第一次见面时,吉米对雯妮就很有好感,甚至可以说是一见钟情,可惜的是,在那之后隔了五年他们才有了第二次见面。那是在上海的一条小街上,他果断地用自己特殊的方式表达了他对雯妮的深情和忠诚:“他把那张有四个漂亮姑娘(可以任选其一作为他的妻子)的小照片留在桌子上了”[5]。并且第二天在他们俩约定了的地点等了四个半小时,盼望和雯妮再见面。
在雯妮被送进监狱期间,吉米虽不得已回到了美国,但空间上的距离并没有把他们的心隔开,吉米对雯妮依然不离不弃。他频繁地给雯妮写信,诉说他的真心,告诉雯妮他愿意等她,不论多长时间。
3.2 雯妮———对中国女性刻板印象的颠覆
对于华裔女性来说,美国主流文化对她们的刻板描述与男性的两种类型非常相似。按照亚裔美国学者彦·勒·埃斯皮若塔斯的说法,华人女性形象大致可分为两类,一类是“龙女”型,即阴险、邪恶、足智多谋、身手矫健、智勇双全的女魔王,与傅满洲的形象极为类似;另一类则是“莲花”型,即娇小可爱、温柔顺从、渴望被白人男性拥有、拯救,即便是遭受遗弃也无怨无悔的“亚洲娃娃”,这与陈查理的形象也不无共通之处[4]。
与西方文化语境中东方女子柔弱温顺的形象不同,谭恩美笔下的中国妇女具有无穷的勇气,她们敢于反抗封建婚姻和男权压迫,以实际行动捍卫了自己的尊严。《灶神之妻》中的母亲雯妮就是这样一位敢于反抗的勇士。

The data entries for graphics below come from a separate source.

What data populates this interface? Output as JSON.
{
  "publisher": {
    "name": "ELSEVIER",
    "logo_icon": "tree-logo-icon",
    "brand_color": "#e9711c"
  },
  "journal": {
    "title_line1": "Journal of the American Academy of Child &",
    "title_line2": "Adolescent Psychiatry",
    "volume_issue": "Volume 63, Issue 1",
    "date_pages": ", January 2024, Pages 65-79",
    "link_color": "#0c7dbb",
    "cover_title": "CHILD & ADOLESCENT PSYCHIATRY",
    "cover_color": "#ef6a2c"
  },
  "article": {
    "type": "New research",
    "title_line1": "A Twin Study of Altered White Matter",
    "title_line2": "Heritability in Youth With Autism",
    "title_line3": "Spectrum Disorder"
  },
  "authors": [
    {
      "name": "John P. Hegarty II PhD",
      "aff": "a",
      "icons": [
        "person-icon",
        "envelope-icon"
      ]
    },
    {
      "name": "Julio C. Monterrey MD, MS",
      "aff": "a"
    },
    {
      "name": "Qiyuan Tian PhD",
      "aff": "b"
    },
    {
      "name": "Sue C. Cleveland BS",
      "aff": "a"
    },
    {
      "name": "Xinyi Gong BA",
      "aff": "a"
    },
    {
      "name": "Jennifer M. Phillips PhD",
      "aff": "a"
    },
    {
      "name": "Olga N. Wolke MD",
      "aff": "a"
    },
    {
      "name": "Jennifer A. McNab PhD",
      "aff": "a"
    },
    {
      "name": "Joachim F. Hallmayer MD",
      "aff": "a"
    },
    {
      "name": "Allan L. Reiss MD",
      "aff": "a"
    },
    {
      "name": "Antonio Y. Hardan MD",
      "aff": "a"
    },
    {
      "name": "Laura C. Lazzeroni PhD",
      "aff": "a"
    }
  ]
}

雯妮18岁时被安排嫁给了文福,并默默忍受着文福施加给她的各种折磨。可是她的沉默和忍受换来的只是文福变本加厉的羞辱。正是在这样无休止的迫害中,雯妮深埋于心中的自我意识开始慢慢苏醒,“然后我冒出一个念头:我本来可以嫁一个更好的男人。男人不会全部像文福那样的,我干吗就不知道自己挑一个呢?”[5]这时候的雯妮尽管在话语上仍保持沉默,但内心里已经在寻找机会反抗。在一次舞会上,雯妮被吉米·路易邀请跳了一曲舞,没想到这招来文福的百般羞辱和蹂躏,于是她选择了离家出走,试图用这种方式来摆脱丈夫的折磨。虽然这次出逃最后以失败告终,但此时雯妮的自我意识已经进入了一个自觉的阶段。因此尽管困难重重,雯妮却一直没有放弃离婚的念头。“或许有些故事是夸张的。但是你知道我想过什么吗?有一次我对自己说,我宁可去要饭,也要离婚!……我不知道这是什么,也许是顽固吧。我只知道我不能再这样和文福生活下去了。”[5]在这里,那个认为“女人无权生气”的雯妮已不存在,取而代之的是一个敢于付出任何代价、追求自己幸福的叛逆者的形象。最后,雯妮终于在堂妹华珍和小俞母亲的帮助下成功出逃,并为了彻底摆脱自己不幸的婚姻在法庭上与文福公然对抗。“我宁可睡监狱里的水泥地”,“也不愿意回到那个男人的屋子去!”[5]一个反抗压迫,以行动捍卫自我尊严的女性形象在这里被刻画得栩栩如生,这种具有反叛精神的女性形象极大地颠覆了美国主流文化中东方女性柔弱可怜的牺牲品形象。
四、主题———母女矛盾的解决代表中美文化的互相接纳
谭恩美作品中的母女矛盾远非通常存在于每个家庭中的“代沟”那样简单。她们分别代表了东西方两种文化价值观。小说中的母亲在移居美国后,难以融入主流社会,因为中国几千年传统的文化价值观在其头脑中已根深蒂固,使她潜意识中一直试图按照自己的观念去塑造女儿;而完全西化的女儿则竭力要否认母亲的权威,摆脱母亲的影响。在这两种截然不同的文化价值观的影响下,母女之间的不和谐、不交流进而发生冲突就是顺理成章的事。小说中母女长时间不能交流,导致女儿竟连自己得了多发性硬化症这样严重的病症也无法或不愿向母亲倾诉,更不用说向母亲求援了。“开始我只是不想听她对我的病情发表一大套理论”,“现在时间已经过去了那么久,我至今还没有去告诉她这个事实似乎使病情加重了十倍”,“我看到我母亲在很多场合坐在桌边,就像我想象中的那样孤独。我感到我们之间有着巨大的鸿沟,使我们无法分担生活中的许多最重大的事情。这一切是如何发生的?”“我简直感到要窒息,我想逃走”[5]。至此,我们可以深刻地感受到东西方不同文化价值观相互冲撞的剧烈程度及其产生的恶果,进而也折射出两种文化进行交流的必然性和迫切性。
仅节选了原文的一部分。